Localized states of BFSS super quantum mechanics
Oscar J. C. Dias, Jorge E. Santos
TL;DR
This paper shows that BFSS matrix quantum mechanics exhibits localized and non-uniform phases arising from Gregory-Laflamme instabilities in the 11D gravity dual. It constructs a Carrollian map from Kaluza-Klein black strings/holes to pp-wave BFSS states, enabling exact translation of gravitational thermodynamics into BFSS thermodynamics and detailed phase diagrams. The authors derive analytic BFSS thermodynamics for uniform and perturbative localized phases and numerically construct non-uniform and localized gravity solutions, locating precise first- and second-order transitions and the corresponding phase boundaries. The results illuminate the strongly coupled BFSS regime, providing quantitative predictions for phase dominance in microcanonical and canonical ensembles and offering concrete targets for lattice, bootstrap, and machine-learning tests of holography. Overall, the work deepens the holographic understanding of BFSS and expands the landscape of black-hole/black-string phase structure in higher dimensions with explicit BFSS dual data.
Abstract
We analyze the recently discovered localized and non-uniform phases of the Banks-Fischler-Shenker-Susskind (BFSS) matrix quantum mechanics.

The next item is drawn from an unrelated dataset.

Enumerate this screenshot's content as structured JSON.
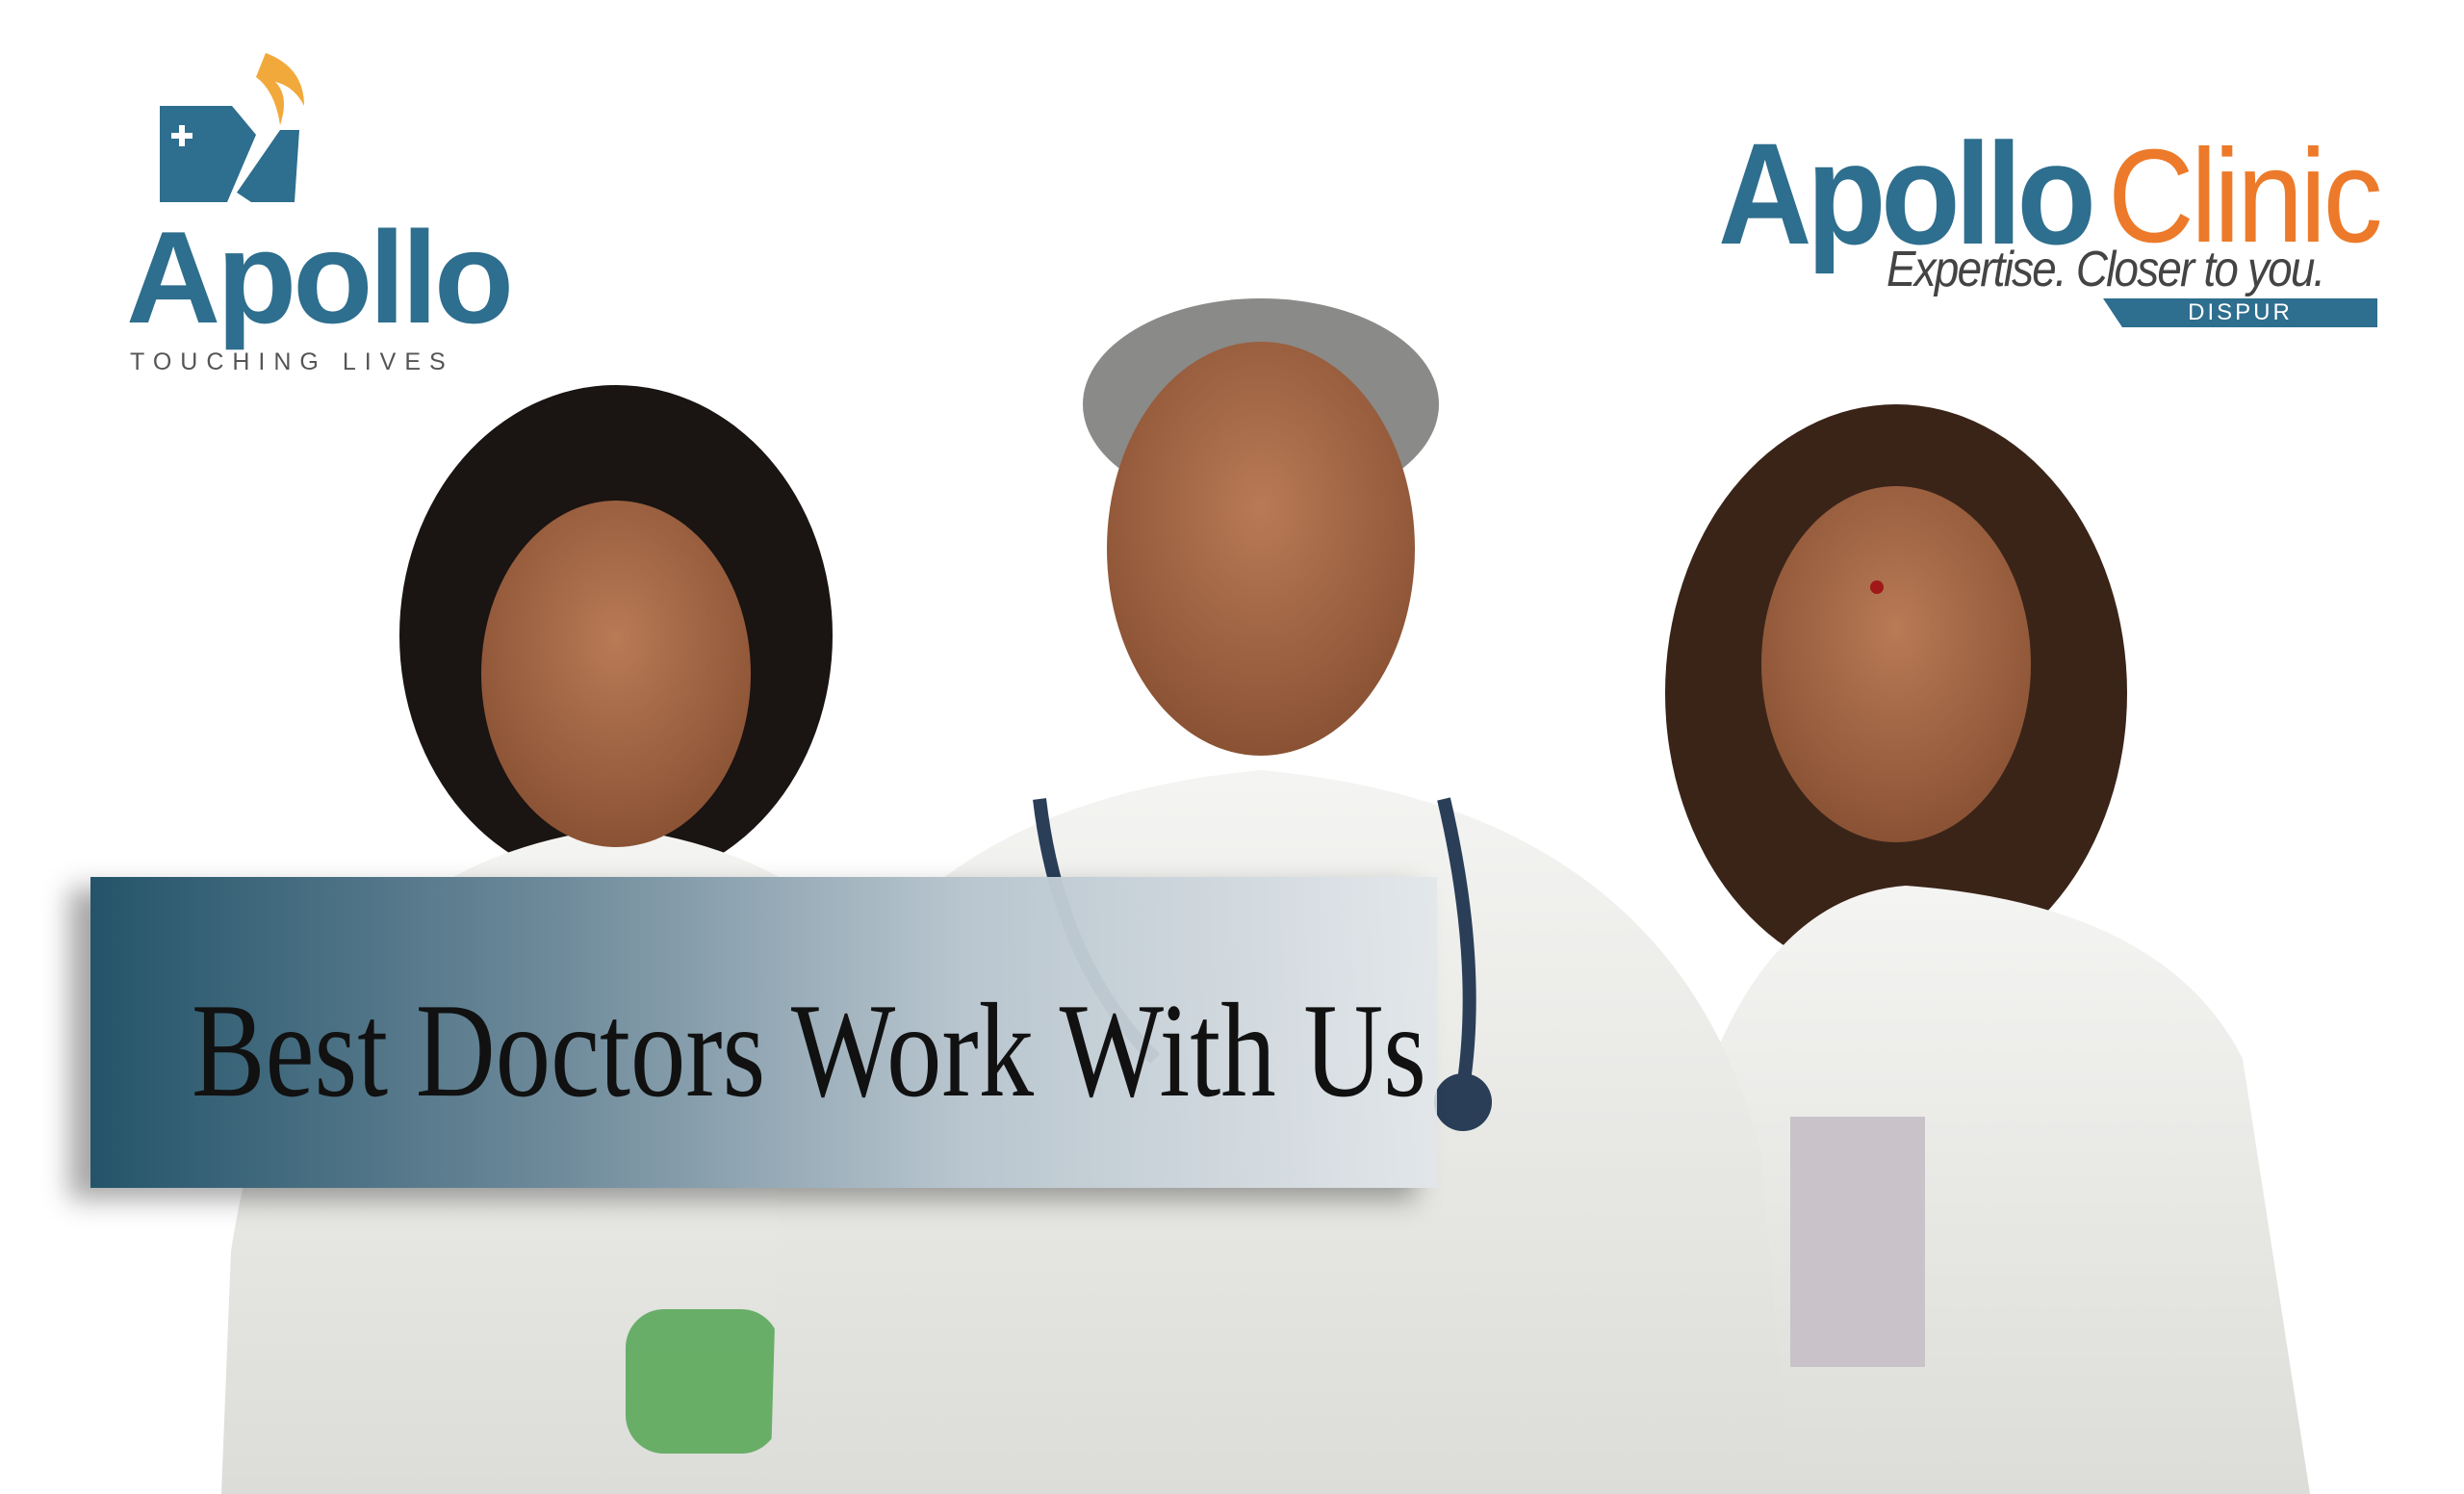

Building on [1], we provide first-principles derivations of their properties and extend the results with new analytic and numerical insights. We show that strongly coupled BFSS dynamics emerge from a specific Carrollian transformation of 11-dimensional supergravity, which we justify in detail. In this framework, the uniform BFSS phase corresponds to a black string in a $pp$-wave background. We demonstrate that this background is unstable to a Gregory-Laflamme instability and, for the first time, compute the associated growth rate. The instability gives rise to non-uniform and localized phases that dominate the microcanonical ensemble in certain low-energy regimes, with the localized phase also prevailing in the canonical ensemble at low temperatures. We identify the corresponding first- and second-order phase transitions and derive analytic formulas for the thermodynamics of the localized phase, accurate to better than $0.3\%$ against numerical results.